[Miss Bretherton by Mrs. Humphry Ward]@TWC D-Link bookMiss Bretherton CHAPTER VII 10/34
In plan and mechanism the story was one of a common romantic type, neither better nor worse than hundreds of others of which the literary archives of the first half of the present century are full.
It required all the aid that fine literary treatment could give it to raise it above the level of vulgar melodrama and turn it into tragedy. But fortune had been kind to it; the subject had been already handled in the Italian sketch with delicacy and a true tragic insight, and Edward Wallace had brought all the resources of a very evenly-trained and critical mind to bear upon his task.

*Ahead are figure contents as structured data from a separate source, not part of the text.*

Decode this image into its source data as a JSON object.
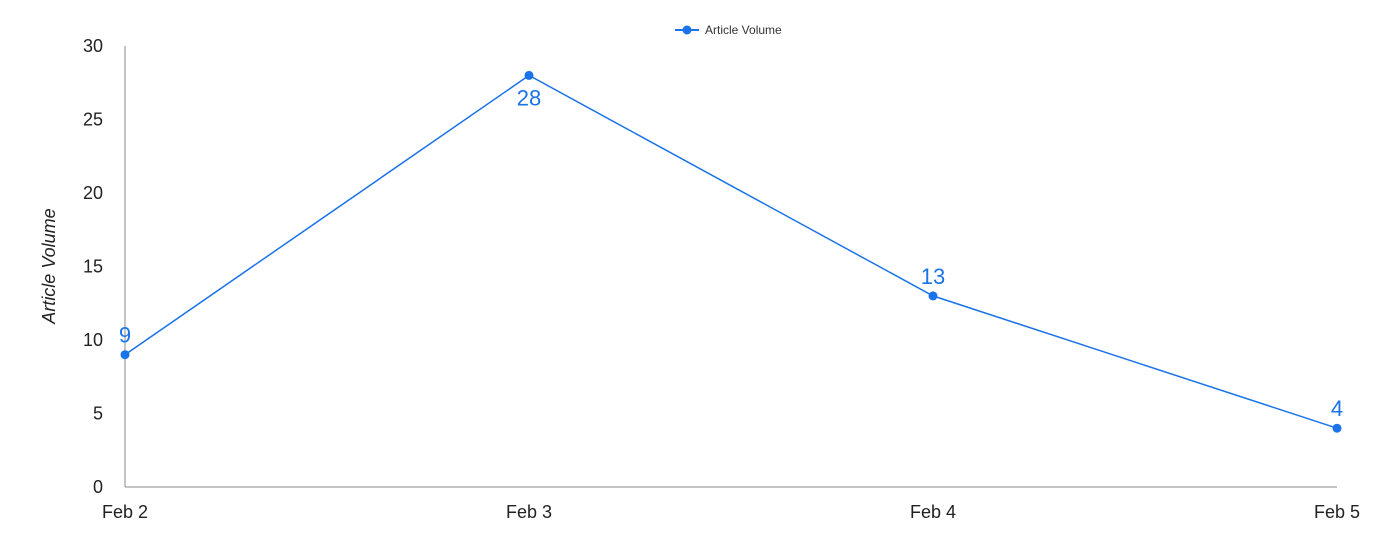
{
  "chart_data": {
    "type": "line",
    "title": "",
    "x": [
      "Feb 2",
      "Feb 3",
      "Feb 4",
      "Feb 5"
    ],
    "series": [
      {
        "name": "Article Volume",
        "values": [
          9,
          28,
          13,
          4
        ],
        "color": "#1a73e8"
      }
    ],
    "xlabel": "",
    "ylabel": "Article Volume",
    "ylim": [
      0,
      30
    ],
    "yticks": [
      "0",
      "5",
      "10",
      "15",
      "20",
      "25",
      "30"
    ],
    "data_labels": [
      "9",
      "28",
      "13",
      "4"
    ],
    "legend": {
      "position": "top-center",
      "label": "Article Volume"
    },
    "grid": false,
    "axis_color": "#888888"
  }
}
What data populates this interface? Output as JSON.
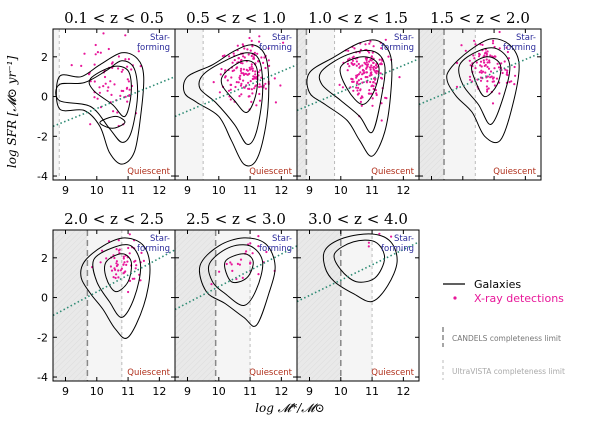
{
  "figure": {
    "ylabel": "log SFR [𝓜⊙ yr⁻¹]",
    "xlabel": "log 𝓜*/𝓜⊙"
  },
  "colors": {
    "contour": "#000000",
    "xray": "#e8189a",
    "ms_line": "#2e8b74",
    "starforming_label": "#2b2b9a",
    "quiescent_label": "#b0301c",
    "shade": "#e9e9e9",
    "shade_light": "#f5f5f5",
    "candels_line": "#888888",
    "ultravista_line": "#bbbbbb"
  },
  "legend": {
    "galaxies": "Galaxies",
    "xray": "X-ray detections",
    "candels_limit": "CANDELS completeness limit",
    "ultravista_limit": "UltraVISTA completeness limit"
  },
  "chart_data": [
    {
      "type": "scatter",
      "title": "0.1 < z < 0.5",
      "xlim": [
        8.6,
        12.5
      ],
      "ylim": [
        -4.2,
        3.4
      ],
      "xticks": [
        9,
        10,
        11,
        12
      ],
      "yticks": [
        -4,
        -2,
        0,
        2
      ],
      "starforming_label": "Star-forming",
      "quiescent_label": "Quiescent",
      "candels_limit": null,
      "ultravista_limit": 8.8,
      "ms_line": [
        [
          8.6,
          -1.5
        ],
        [
          12.5,
          1.0
        ]
      ],
      "xray_center": [
        10.6,
        0.8
      ],
      "xray_spread": [
        0.45,
        1.1
      ],
      "xray_count": 70,
      "contours": [
        [
          [
            8.8,
            1.0
          ],
          [
            9.5,
            1.0
          ],
          [
            10.1,
            1.6
          ],
          [
            10.8,
            2.2
          ],
          [
            11.3,
            1.9
          ],
          [
            11.5,
            1.0
          ],
          [
            11.4,
            -1.0
          ],
          [
            11.2,
            -2.8
          ],
          [
            10.8,
            -3.4
          ],
          [
            10.4,
            -2.8
          ],
          [
            10.1,
            -1.5
          ],
          [
            9.6,
            -0.7
          ],
          [
            8.8,
            -0.6
          ]
        ],
        [
          [
            8.8,
            0.6
          ],
          [
            9.6,
            0.7
          ],
          [
            10.3,
            1.3
          ],
          [
            10.8,
            1.8
          ],
          [
            11.2,
            1.4
          ],
          [
            11.3,
            0.0
          ],
          [
            11.1,
            -1.8
          ],
          [
            10.8,
            -2.3
          ],
          [
            10.4,
            -1.6
          ],
          [
            9.8,
            -0.5
          ],
          [
            8.8,
            -0.2
          ]
        ],
        [
          [
            9.8,
            0.9
          ],
          [
            10.5,
            1.5
          ],
          [
            11.0,
            1.3
          ],
          [
            11.1,
            0.2
          ],
          [
            10.9,
            -1.0
          ],
          [
            10.5,
            -0.4
          ],
          [
            9.9,
            0.3
          ]
        ],
        [
          [
            10.1,
            -1.3
          ],
          [
            10.6,
            -1.0
          ],
          [
            10.9,
            -1.3
          ],
          [
            10.5,
            -1.6
          ]
        ]
      ]
    },
    {
      "type": "scatter",
      "title": "0.5 < z < 1.0",
      "xlim": [
        8.6,
        12.5
      ],
      "ylim": [
        -4.2,
        3.4
      ],
      "xticks": [
        9,
        10,
        11,
        12
      ],
      "yticks": [
        -4,
        -2,
        0,
        2
      ],
      "starforming_label": "Star-forming",
      "quiescent_label": "Quiescent",
      "candels_limit": null,
      "ultravista_limit": 9.5,
      "ms_line": [
        [
          8.6,
          -1.0
        ],
        [
          12.5,
          1.6
        ]
      ],
      "xray_center": [
        10.9,
        1.2
      ],
      "xray_spread": [
        0.4,
        0.8
      ],
      "xray_count": 160,
      "contours": [
        [
          [
            9.0,
            1.0
          ],
          [
            9.8,
            1.6
          ],
          [
            10.5,
            2.3
          ],
          [
            11.1,
            2.6
          ],
          [
            11.5,
            2.0
          ],
          [
            11.6,
            0.5
          ],
          [
            11.5,
            -1.5
          ],
          [
            11.2,
            -3.2
          ],
          [
            10.8,
            -3.4
          ],
          [
            10.4,
            -2.2
          ],
          [
            10.0,
            -1.0
          ],
          [
            9.3,
            -0.3
          ],
          [
            8.9,
            0.2
          ]
        ],
        [
          [
            9.5,
            1.1
          ],
          [
            10.2,
            1.8
          ],
          [
            10.9,
            2.2
          ],
          [
            11.3,
            1.8
          ],
          [
            11.4,
            0.2
          ],
          [
            11.2,
            -1.8
          ],
          [
            10.9,
            -2.4
          ],
          [
            10.5,
            -1.4
          ],
          [
            9.9,
            -0.3
          ],
          [
            9.4,
            0.4
          ]
        ],
        [
          [
            10.2,
            1.2
          ],
          [
            10.8,
            1.8
          ],
          [
            11.2,
            1.5
          ],
          [
            11.2,
            0.2
          ],
          [
            10.9,
            -0.8
          ],
          [
            10.5,
            -0.2
          ],
          [
            10.1,
            0.6
          ]
        ]
      ]
    },
    {
      "type": "scatter",
      "title": "1.0 < z < 1.5",
      "xlim": [
        8.6,
        12.5
      ],
      "ylim": [
        -4.2,
        3.4
      ],
      "xticks": [
        9,
        10,
        11,
        12
      ],
      "yticks": [
        -4,
        -2,
        0,
        2
      ],
      "starforming_label": "Star-forming",
      "quiescent_label": "Quiescent",
      "candels_limit": 8.9,
      "ultravista_limit": 9.8,
      "ms_line": [
        [
          8.6,
          -0.7
        ],
        [
          12.5,
          1.9
        ]
      ],
      "xray_center": [
        10.8,
        1.3
      ],
      "xray_spread": [
        0.4,
        0.8
      ],
      "xray_count": 170,
      "contours": [
        [
          [
            9.0,
            1.2
          ],
          [
            9.8,
            2.0
          ],
          [
            10.6,
            2.7
          ],
          [
            11.2,
            2.8
          ],
          [
            11.6,
            2.0
          ],
          [
            11.6,
            0.2
          ],
          [
            11.4,
            -1.8
          ],
          [
            11.0,
            -3.0
          ],
          [
            10.6,
            -2.2
          ],
          [
            10.2,
            -1.2
          ],
          [
            9.5,
            -0.4
          ],
          [
            9.0,
            0.2
          ]
        ],
        [
          [
            9.4,
            1.3
          ],
          [
            10.2,
            2.1
          ],
          [
            11.0,
            2.3
          ],
          [
            11.4,
            1.6
          ],
          [
            11.3,
            0.0
          ],
          [
            11.0,
            -1.8
          ],
          [
            10.6,
            -1.0
          ],
          [
            10.0,
            -0.2
          ],
          [
            9.4,
            0.6
          ]
        ],
        [
          [
            10.0,
            1.5
          ],
          [
            10.7,
            2.0
          ],
          [
            11.2,
            1.6
          ],
          [
            11.1,
            0.4
          ],
          [
            10.7,
            -0.4
          ],
          [
            10.2,
            0.4
          ]
        ]
      ]
    },
    {
      "type": "scatter",
      "title": "1.5 < z < 2.0",
      "xlim": [
        8.6,
        12.5
      ],
      "ylim": [
        -4.2,
        3.4
      ],
      "xticks": [
        9,
        10,
        11,
        12
      ],
      "yticks": [
        -4,
        -2,
        0,
        2
      ],
      "starforming_label": "Star-forming",
      "quiescent_label": "Quiescent",
      "candels_limit": 9.4,
      "ultravista_limit": 10.4,
      "ms_line": [
        [
          8.6,
          -0.4
        ],
        [
          12.5,
          2.2
        ]
      ],
      "xray_center": [
        10.8,
        1.5
      ],
      "xray_spread": [
        0.4,
        0.7
      ],
      "xray_count": 110,
      "contours": [
        [
          [
            9.6,
            1.4
          ],
          [
            10.2,
            2.3
          ],
          [
            10.9,
            2.9
          ],
          [
            11.5,
            2.6
          ],
          [
            11.8,
            1.6
          ],
          [
            11.6,
            -0.4
          ],
          [
            11.2,
            -2.2
          ],
          [
            10.7,
            -2.0
          ],
          [
            10.3,
            -0.8
          ],
          [
            9.8,
            0.0
          ],
          [
            9.5,
            0.8
          ]
        ],
        [
          [
            9.9,
            1.6
          ],
          [
            10.5,
            2.3
          ],
          [
            11.1,
            2.4
          ],
          [
            11.5,
            1.6
          ],
          [
            11.3,
            0.0
          ],
          [
            10.9,
            -1.4
          ],
          [
            10.5,
            -0.4
          ],
          [
            10.0,
            0.6
          ]
        ],
        [
          [
            10.3,
            1.6
          ],
          [
            10.8,
            2.0
          ],
          [
            11.2,
            1.6
          ],
          [
            11.1,
            0.6
          ],
          [
            10.7,
            0.0
          ],
          [
            10.4,
            0.8
          ]
        ]
      ]
    },
    {
      "type": "scatter",
      "title": "2.0 < z < 2.5",
      "xlim": [
        8.6,
        12.5
      ],
      "ylim": [
        -4.2,
        3.4
      ],
      "xticks": [
        9,
        10,
        11,
        12
      ],
      "yticks": [
        -4,
        -2,
        0,
        2
      ],
      "starforming_label": "Star-forming",
      "quiescent_label": "Quiescent",
      "candels_limit": 9.7,
      "ultravista_limit": 10.8,
      "ms_line": [
        [
          8.6,
          -0.9
        ],
        [
          12.5,
          2.4
        ]
      ],
      "xray_center": [
        10.8,
        1.8
      ],
      "xray_spread": [
        0.35,
        0.6
      ],
      "xray_count": 60,
      "contours": [
        [
          [
            9.6,
            1.8
          ],
          [
            10.2,
            2.6
          ],
          [
            10.9,
            3.0
          ],
          [
            11.5,
            2.6
          ],
          [
            11.7,
            1.4
          ],
          [
            11.5,
            -0.4
          ],
          [
            11.0,
            -2.0
          ],
          [
            10.6,
            -1.6
          ],
          [
            10.2,
            -0.6
          ],
          [
            9.8,
            0.2
          ],
          [
            9.5,
            1.0
          ]
        ],
        [
          [
            9.9,
            1.9
          ],
          [
            10.5,
            2.5
          ],
          [
            11.1,
            2.6
          ],
          [
            11.4,
            1.6
          ],
          [
            11.2,
            0.0
          ],
          [
            10.8,
            -1.0
          ],
          [
            10.4,
            -0.2
          ],
          [
            10.0,
            0.8
          ]
        ],
        [
          [
            10.3,
            1.8
          ],
          [
            10.8,
            2.2
          ],
          [
            11.1,
            1.8
          ],
          [
            11.0,
            0.8
          ],
          [
            10.6,
            0.3
          ],
          [
            10.3,
            1.0
          ]
        ]
      ]
    },
    {
      "type": "scatter",
      "title": "2.5 < z < 3.0",
      "xlim": [
        8.6,
        12.5
      ],
      "ylim": [
        -4.2,
        3.4
      ],
      "xticks": [
        9,
        10,
        11,
        12
      ],
      "yticks": [
        -4,
        -2,
        0,
        2
      ],
      "starforming_label": "Star-forming",
      "quiescent_label": "Quiescent",
      "candels_limit": 9.9,
      "ultravista_limit": 11.0,
      "ms_line": [
        [
          8.6,
          -0.6
        ],
        [
          12.5,
          2.6
        ]
      ],
      "xray_center": [
        10.9,
        1.6
      ],
      "xray_spread": [
        0.4,
        0.6
      ],
      "xray_count": 25,
      "contours": [
        [
          [
            9.4,
            1.6
          ],
          [
            10.0,
            2.6
          ],
          [
            10.8,
            3.0
          ],
          [
            11.5,
            2.7
          ],
          [
            11.8,
            1.6
          ],
          [
            11.6,
            0.2
          ],
          [
            11.2,
            -1.4
          ],
          [
            10.8,
            -1.0
          ],
          [
            10.2,
            -0.3
          ],
          [
            9.6,
            0.3
          ]
        ],
        [
          [
            9.7,
            1.7
          ],
          [
            10.3,
            2.5
          ],
          [
            11.0,
            2.6
          ],
          [
            11.4,
            1.8
          ],
          [
            11.2,
            0.4
          ],
          [
            10.8,
            -0.4
          ],
          [
            10.2,
            0.2
          ],
          [
            9.8,
            0.8
          ]
        ],
        [
          [
            10.2,
            1.8
          ],
          [
            10.8,
            2.2
          ],
          [
            11.1,
            1.8
          ],
          [
            10.9,
            1.0
          ],
          [
            10.4,
            0.8
          ]
        ]
      ]
    },
    {
      "type": "scatter",
      "title": "3.0 < z < 4.0",
      "xlim": [
        8.6,
        12.5
      ],
      "ylim": [
        -4.2,
        3.4
      ],
      "xticks": [
        9,
        10,
        11,
        12
      ],
      "yticks": [
        -4,
        -2,
        0,
        2
      ],
      "starforming_label": "Star-forming",
      "quiescent_label": "Quiescent",
      "candels_limit": 10.0,
      "ultravista_limit": 11.0,
      "ms_line": [
        [
          8.6,
          -0.2
        ],
        [
          12.5,
          2.8
        ]
      ],
      "xray_center": [
        11.1,
        2.6
      ],
      "xray_spread": [
        0.25,
        0.3
      ],
      "xray_count": 4,
      "contours": [
        [
          [
            9.5,
            2.4
          ],
          [
            10.1,
            3.0
          ],
          [
            11.0,
            3.2
          ],
          [
            11.6,
            2.8
          ],
          [
            11.8,
            1.8
          ],
          [
            11.5,
            0.6
          ],
          [
            11.0,
            -0.2
          ],
          [
            10.4,
            0.2
          ],
          [
            9.8,
            0.8
          ],
          [
            9.5,
            1.5
          ]
        ],
        [
          [
            9.8,
            2.2
          ],
          [
            10.4,
            2.8
          ],
          [
            11.1,
            2.8
          ],
          [
            11.4,
            2.0
          ],
          [
            11.1,
            1.0
          ],
          [
            10.5,
            0.8
          ],
          [
            10.0,
            1.4
          ]
        ]
      ]
    }
  ]
}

It could hardly have been foreseen that he would be attracted by the subject, but once at work upon it he had worked with enthusiasm. The curtain drew up on the great hall of the Villena Palace.
Everything that antiquarian knowledge could do had been brought to bear upon the surroundings of the scene; the delicate tilework of the walls and floor, the leather hangings, the tapestries, the carved wood and brass work of a Spanish palace of the fifteenth century, had been copied with lavish magnificence; and the crowded expectant house divided its attention and applause during the first scene between the beauty and elaboration of its setting and the play of the two tolerable actors who represented Elvira's father and the rival of Macias, Fernan Perez. Fernan Perez, having set the intrigue on foot which is to wreck the love of Macias and Elvira, had just risen from his seat, when Wallace, who was watching the stage in a torment of mingled satisfaction and despair, touched Madame de Chateauvieux's arm. '_Now_!' he said.
'That door to the left.' Kendal, catching the signal, rose from his seat behind Madame de Chateauvieux and bent forward.